No curta 'O Último Carnaval', folia é amordaçada pela barbárie
Curta-metragem pernambucano 'O Último Carnaval', dos diretores Domingos Antonio e Flávio Ermirio, propõe reflexão sobre o carnaval em realidade distópica
E se uma política autoritária de estado proibisse o carnaval acontecer da maneira como os pernambucanos conhecem? Propondo uma reflexão simultaneamente especulativa e fincada na realidade, a dupla de diretores Domingos Antonio e Flávio Ermirio tratam exatamente disso no curta-metragem O Último Carnaval, que terá uma sessão especial, exclusiva para convidados, nesta segunda, às 20h30, no Cinema da Fundação (Museu), antes de iniciara sua rodagem por festivais.
No filme, ambientado nessa realidade distópica, Giovanna (vivida pela pernambucana Julia Konrad) e seu noivo Gregório (interpretado pelo próprio diretor, Domingos) curtem uma festa em uma cobertura de luxo da família dela. Um encontro com um terceiro personagem, um DJ (Nivaldo Nascimento), corpo estranho àquele ambiente tenso, pode mudar tudo.
A dupla de cineastas filma com a urgência que dialoga diretamente com os nosso tempos e recusa qualquer tipo de sutileza no texto ou na forma, abraçando justamente o absurdo normalizado pelo dia a dia. Machismo, racismo, armamentismo e violência verbal estão entre os assuntos que se misturam até, de maneira surpreendente, culminar na temática carnavalesca.

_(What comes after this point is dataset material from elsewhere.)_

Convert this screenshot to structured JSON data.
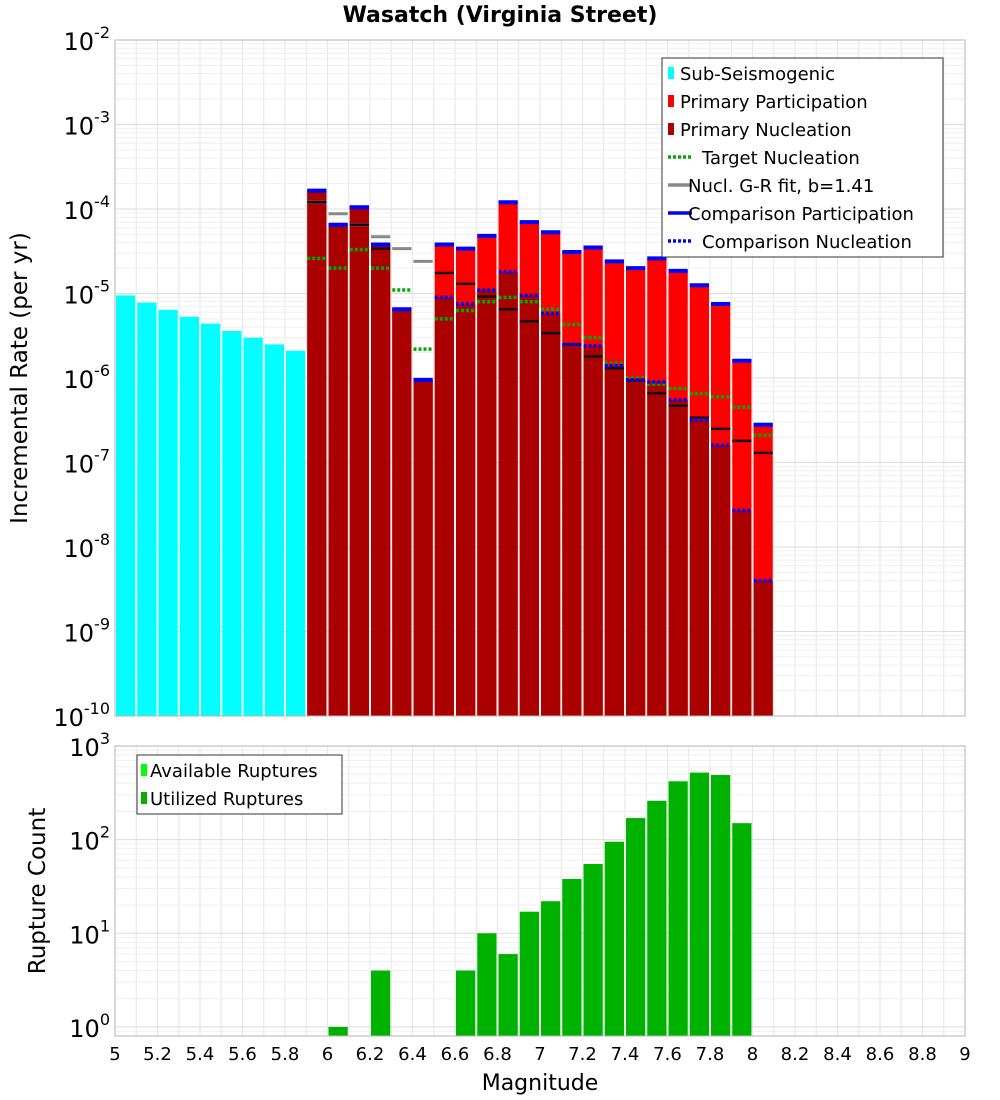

A ideia original do roteiro veio à tona em 2019, durante o período carnavalesco, e surgiu de um caso real de intolerância vivenciado pelo dramaturgo paulista Clovys Torres. “Ele nos relatou uma experiência absurda ocorrida em São Paulo e foi impossível não relacionar aquilo com o momento assustador que estávamos vivendo, com a legitimação da barbárie e o ataque às maiorias minorizadas”, destaca Domingos em entrevista ao Viver. “Com essa ideia de um Brasil distópico, passamos a trabalhar o sufocamento da nossa maior identidade como brasileiros: o carnaval, que sempre fez parte da nossa decisão de filmar em Pernambuco”.
“O carnaval é uma grande metáfora do afeto. Todo o enfrentamento do que vivíamos no governo anterior era contra essas relações afetuosas, coletivas. Foi central para nós consolidar essa ideia dessa festividade como um espaço para que possamos exercer nossos amores e nossa liberdade”, ressalta ainda Flávio. “Começamos a escrever a trama em um tempo e ela acaba chegando em outro momento histórico bastante diferente, o que traz também uma experiência interessante de repensar as questões que nos assombram”.
Julia Konrad, que estrelou longas elogiados como Paraíso Perdido, de Monique Gardenberg, e Câncer com Ascendente em Virgem, de Rosane Svartman, comenta ainda sobre a importância criativa do curta-metragem para o cinema brasileiro. “Eu acho um formato muito generoso, porque você consegue viabilizar uma ideia do modo mais descomplicado possível”, pontua. “É um espaço cinematográfico que te dá liberdade criativa, de troca, de experimentações. É interessante até para testar conceitos, errar também, claro. Mas é aí onde mora a beleza e a mágica acaba acontecendo”. Em O Último Carnaval, realmente aconteceu.